Comparison of endpoint effects in phase -III clinical trials A comparison of the endpoint effects in diurnal IOP in the phase-III studies (3 and 6 months of treatment in studies 201050 and 201051, respectively), and the calculated mean effect at the endpoint in the whole material are presented.The IOP response to TT-FDC was overall quite similar in both studies, although the effect was slightly smaller (p=0.302) in study 201051 probably due to lower baseline IOP.

Demographic characteristics of phase-III clinical trials with TT-FDC The mean age in the studies was 63.5-67.4 years. Approximately 2/3 of the patients were females, except for the prior timolol users’ stratum (TM stratum) in study 201050 where 58% were females. Of the patients treated with TT-FDC 71% suffered from primary open-angle glaucoma. Only about 6% suffered from secondary glaucoma, the rest (23%) being ocular hypertensive patients. The study populations were rather similar with respect to distribution of gender, age, and disease. With a few exceptions the patients were all Caucasians. The study cohorts are not representative for the Asian or African-American black populations. Concomitant illnesses comprised primarily cardiovascular disorders, metabolism/ endocrine and nutrition disorders, musculoskeletal and connective tissue disorders, and disorders of the nervous system. The distribution of the concomitant illnesses between the treatment arms was fairly homogenous in the studies.

Dose regimen studies No dose-response or dose regimen studies have been deemed necessary to perform with the TT-FDC product as the components, tafluprost and timolol, in the combination product are well known glaucoma drugs that are often combined in clinical practice and a dose regimen of once daily in the morning is rational because timolol has less effect on IOP during the night (McCannel et al., 1992) and tafluprost, as all prostaglandin analogues, should be administered once daily for optimal effect.

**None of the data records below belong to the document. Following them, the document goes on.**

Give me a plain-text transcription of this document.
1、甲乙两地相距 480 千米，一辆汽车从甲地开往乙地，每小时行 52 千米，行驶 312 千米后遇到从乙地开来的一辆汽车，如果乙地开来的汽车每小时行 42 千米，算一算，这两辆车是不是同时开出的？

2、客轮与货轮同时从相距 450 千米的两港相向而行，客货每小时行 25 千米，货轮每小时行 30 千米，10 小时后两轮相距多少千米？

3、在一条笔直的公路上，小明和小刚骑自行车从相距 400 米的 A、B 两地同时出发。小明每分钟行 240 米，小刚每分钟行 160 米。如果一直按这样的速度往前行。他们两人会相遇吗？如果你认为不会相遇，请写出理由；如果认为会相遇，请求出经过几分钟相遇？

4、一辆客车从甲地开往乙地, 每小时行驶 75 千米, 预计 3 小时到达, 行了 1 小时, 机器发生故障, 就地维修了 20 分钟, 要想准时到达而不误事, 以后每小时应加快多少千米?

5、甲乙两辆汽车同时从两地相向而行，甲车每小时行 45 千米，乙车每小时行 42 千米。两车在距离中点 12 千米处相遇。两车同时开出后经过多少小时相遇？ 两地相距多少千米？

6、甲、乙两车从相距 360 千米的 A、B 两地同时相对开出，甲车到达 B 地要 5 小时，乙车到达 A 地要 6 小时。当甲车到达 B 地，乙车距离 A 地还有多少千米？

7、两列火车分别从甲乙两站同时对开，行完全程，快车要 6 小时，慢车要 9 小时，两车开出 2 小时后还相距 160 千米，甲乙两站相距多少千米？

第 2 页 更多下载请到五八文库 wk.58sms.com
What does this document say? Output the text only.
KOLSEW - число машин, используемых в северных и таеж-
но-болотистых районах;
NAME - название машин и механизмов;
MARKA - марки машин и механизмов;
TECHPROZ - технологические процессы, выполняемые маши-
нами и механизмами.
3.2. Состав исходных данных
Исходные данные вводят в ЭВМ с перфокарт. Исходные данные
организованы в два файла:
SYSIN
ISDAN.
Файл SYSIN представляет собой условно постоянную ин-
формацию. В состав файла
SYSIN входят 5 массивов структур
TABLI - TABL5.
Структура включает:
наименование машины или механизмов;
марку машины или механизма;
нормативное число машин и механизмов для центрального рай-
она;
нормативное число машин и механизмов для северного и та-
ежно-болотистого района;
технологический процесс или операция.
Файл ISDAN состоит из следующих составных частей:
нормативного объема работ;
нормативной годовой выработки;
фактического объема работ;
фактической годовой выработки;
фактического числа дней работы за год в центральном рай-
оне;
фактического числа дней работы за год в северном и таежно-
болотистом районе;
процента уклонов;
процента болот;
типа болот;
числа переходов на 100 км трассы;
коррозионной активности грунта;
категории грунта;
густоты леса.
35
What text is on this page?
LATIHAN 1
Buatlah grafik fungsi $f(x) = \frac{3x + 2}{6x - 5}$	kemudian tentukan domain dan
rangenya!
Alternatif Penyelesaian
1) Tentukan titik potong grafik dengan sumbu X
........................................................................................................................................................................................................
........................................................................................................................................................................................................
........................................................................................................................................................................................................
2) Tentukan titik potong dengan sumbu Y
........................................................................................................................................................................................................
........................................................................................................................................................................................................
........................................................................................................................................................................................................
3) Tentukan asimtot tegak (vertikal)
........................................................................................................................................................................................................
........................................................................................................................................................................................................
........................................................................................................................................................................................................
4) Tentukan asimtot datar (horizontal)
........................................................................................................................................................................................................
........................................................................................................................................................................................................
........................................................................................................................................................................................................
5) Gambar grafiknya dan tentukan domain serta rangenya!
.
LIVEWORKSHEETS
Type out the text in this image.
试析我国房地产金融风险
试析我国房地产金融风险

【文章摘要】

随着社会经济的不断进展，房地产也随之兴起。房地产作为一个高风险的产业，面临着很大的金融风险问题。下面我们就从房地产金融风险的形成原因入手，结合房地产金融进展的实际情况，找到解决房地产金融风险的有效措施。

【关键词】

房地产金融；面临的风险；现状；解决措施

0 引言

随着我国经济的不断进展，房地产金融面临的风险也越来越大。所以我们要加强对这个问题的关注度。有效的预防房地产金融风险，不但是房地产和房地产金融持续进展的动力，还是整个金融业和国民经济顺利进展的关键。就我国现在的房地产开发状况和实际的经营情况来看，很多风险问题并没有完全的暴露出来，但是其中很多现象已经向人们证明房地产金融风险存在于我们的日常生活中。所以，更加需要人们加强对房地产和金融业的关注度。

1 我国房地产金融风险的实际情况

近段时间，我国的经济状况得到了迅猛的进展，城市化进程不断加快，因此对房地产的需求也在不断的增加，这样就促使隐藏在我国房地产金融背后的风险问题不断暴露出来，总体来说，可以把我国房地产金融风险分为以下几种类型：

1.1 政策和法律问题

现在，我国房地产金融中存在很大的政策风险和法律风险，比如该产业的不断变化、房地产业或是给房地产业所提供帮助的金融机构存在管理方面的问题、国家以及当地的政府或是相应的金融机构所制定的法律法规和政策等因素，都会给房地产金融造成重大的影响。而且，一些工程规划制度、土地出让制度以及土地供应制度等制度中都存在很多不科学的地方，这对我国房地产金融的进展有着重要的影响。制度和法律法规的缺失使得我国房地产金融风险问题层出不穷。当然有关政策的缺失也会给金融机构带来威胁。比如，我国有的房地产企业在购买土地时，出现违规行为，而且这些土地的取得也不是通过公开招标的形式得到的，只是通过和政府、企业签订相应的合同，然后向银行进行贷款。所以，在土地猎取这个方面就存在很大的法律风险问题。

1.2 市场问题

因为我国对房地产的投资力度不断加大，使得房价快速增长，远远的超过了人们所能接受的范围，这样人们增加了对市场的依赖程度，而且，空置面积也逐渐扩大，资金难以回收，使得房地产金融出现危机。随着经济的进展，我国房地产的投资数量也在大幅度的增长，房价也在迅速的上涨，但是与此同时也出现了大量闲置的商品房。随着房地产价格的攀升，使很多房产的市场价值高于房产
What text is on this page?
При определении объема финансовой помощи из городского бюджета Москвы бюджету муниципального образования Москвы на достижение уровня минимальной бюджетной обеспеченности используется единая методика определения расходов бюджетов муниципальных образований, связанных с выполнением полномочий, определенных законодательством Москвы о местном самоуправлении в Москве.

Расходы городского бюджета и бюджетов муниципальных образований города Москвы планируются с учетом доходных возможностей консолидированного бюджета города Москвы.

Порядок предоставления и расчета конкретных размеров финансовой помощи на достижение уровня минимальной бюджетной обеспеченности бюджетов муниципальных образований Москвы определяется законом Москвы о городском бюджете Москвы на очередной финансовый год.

JUSTIFICATION FOR THE FDC Justification for the FDC of tafluprost and timolol is therefore provided given a simplification of therapy from three daily drops to one daily drop, which may improve patient compliance (EMEA Guideline On Clinical Development Of Fixed Combination Medicinal Products). The simplification of therapy to one daily drop was accomplished while maintaining a similar safety profile and achieving efficacy that was non-inferior to the three daily drop regimen. Further justification for the FDC of tafluprost and timolol is provided by an improvement of the benefit/risk due to the demonstration by the FDC to produce statistically significant additional efficacy above that achieved by each of the single component substances while maintaining an acceptable safety profile. An overview of the clinical program with TT-FDC is presented.

The clinical programme of tafluprost/timolol fixed dose combination followed the guideline

for combination products (CPMP/EWP/240/95 Rev. 1) and prospective scientific advice recommendations by BfArM and EMA to support targeted 2nd line indication for patients after insufficient response to prostaglandin or timolol monotherapies as described in the

guideline (“in second line therapy, when monotherapy with either component has not demonstrated a satisfactory benefit/risk ratio”, page 5 of CPMP/EWP/240/95 Rev. 1).

Consequently, the primary aim of the clinical development programme was to show that the FDC of tafluprost/timolol is superior in IOP lowering efficacy as compared to the corresponding monotherapies. In addition to this, Santen was able to show that IOP lowering

effect of the FDC given once daily was non-inferior to the effect provided by the components given concomitantly (tafluprost once daily + timolol twice daily).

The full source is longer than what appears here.